Is Your Healthcare Provider Ripping You Off?

Apr 5, 2020

Most people who choose healthcare as a profession do so out of a sincere desire to help others. The problem is that medicine is also a business, and occasionally, the line between good care and good business can get blurry.

This is not to suggest that doctors or hospitals are out to pad their own pockets at your expense. What we are saying, though, is that even medical providers deal with competing agendas as they try to balance providing good care with the constraints and demands of insurance companies and the desire to run a profitable business.

So how do you ensure that you are getting the best care for the best price? Be your own advocate! Though it may seem easiest to trust your health and health-related finances to your medical provider, you need to play an active role in your own care. Even if your provider is perfectly well-intentioned, mistakes can happen when it comes to healthcare and billing, and your vigilance can help keep things on track.

Here are a few steps to ensure that you are not being overcharged for your medical care:

Inquire about how your hospital visit is classified. Insurance providers vary on what they will pay for inpatient vs. outpatient care, but the way that your doctor classifies your stay makes a big difference.

To illustrate this principle, let’s say that you are insured by Medicare. Anything over two nights in a hospital should be classified as “inpatient” according to Medicare’s standards. However, sometimes doctors don’t want to appear as though they’re overcharging Medicare and will keep your status as “under observation” instead of coding your stay as an inpatient visit. The next thing you know, Medicare could deny your stay and pass a sizeable bill on to you.

Tip: Know what your medical insurance will and won’t cover for hospital visits. Ask your medical provider how they are classifying your hospital stay to ensure that it is properly covered.

Watch for in-network vs. out-of-network providers and services. Let’s say that you are in the hospital and need to be seen by a specialist. If the specialist on call happens to be out of your insurance plan’s network, it might not be covered. The same goes for blood work being sent to an out-of-network lab.

Tip: Always ask about insurance coverage when it comes to being seen by a new provider or receiving a new service (lab work, therapy, testing, etc.) Stay confident—you may find resistance to your questions or simply feel like doctors and staff are too busy to provide answers, but you have the right to ask questions and receive informed answers.

Check prescription charges. When it comes to prescription drug coverage, formularies change—sometimes quite often. Your insurance company may suddenly announce that they will no longer pay for a medication that you have been taking (and they have been covering) for years.

Insurance companies update their formularies yearly, but they can also make changes throughout the year if a new drug, or a generic version of an existing drug, becomes available or if the FDA changes the status of a drug.

Tip: Reviewing your drug formulary annually is a good first step. If you’re denied a drug that should be covered, talk to your doctor. You may need to meet certain requirements or try a series of non-drug therapies before they will cover the drug, or perhaps you exceeded the maximum number of covered refills. Sometimes the issue boils down to a simple mistake, such as the prescription being called into the wrong pharmacy.

Talk to your doctor or call the insurance company directly if necessary. If you rule out errors and find that your insurance company really won’t cover, your doctor may be able to get you samples or prescribe an alternate medication. You may also be able to appeal the decision and get the drug you need based on the compelling nature of your medical situation.

Look for upcoding on your bill.
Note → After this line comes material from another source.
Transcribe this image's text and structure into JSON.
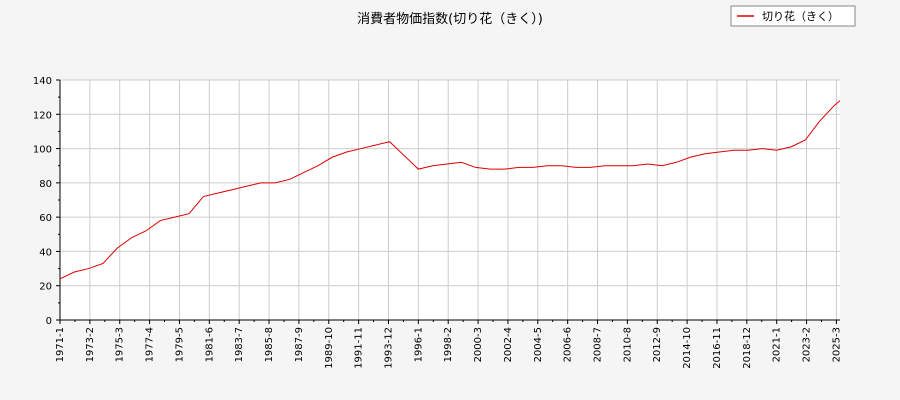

Doctors rely on a language known as Current Procedural Terminology (CPT) to bill insurance companies. A doctor relays your diagnosis and treatment to the insurance provider by selecting a corresponding CPT code (which is a series of numbers). For example, a new patient office visit can be billed within the range of 99201 to 99205, with 99201 representing a visit focusing on a particular problem and 99205 representing a more comprehensive visit.

Some of these codes are clear-cut, but others leave more room for the physician’s discretion. Some healthcare providers and hospital personnel have been found to “upcode,” meaning code for more expensive services than they actually offered, in order to get a bigger reimbursement. Examples would be:

  • Billing a follow-up visit as if it were a comprehensive new-patient visit
  • Reporting that a skin lesion that was medically excised was bigger than it actually was

Sometimes upcoding is unintentional—keep in mind that there are over 10,000 CPT codes so it’s a lot to keep straight. In other instances, doctors and hospitals have been found to intentionally upcode in order to maximize profits.

The immediate effect of upcoding is that it costs your insurance company more money, but these costs are inevitably passed on to the insured over time.

Tip: Ask your provider for an itemized bill that includes line-item details with corresponding CPT codes. These codes are available online so you can double-check the charges. If something is amiss, talk to the billing department at your doctor’s office and the claims department at your health insurance company.

If you’re typically one to sit back and let the doctor handle everything, now’s the time to become a more active participant in your healthcare. It’s better for your budget and your health to ask questions about medical recommendations and charges and become your own advocate if you see something that doesn’t add up.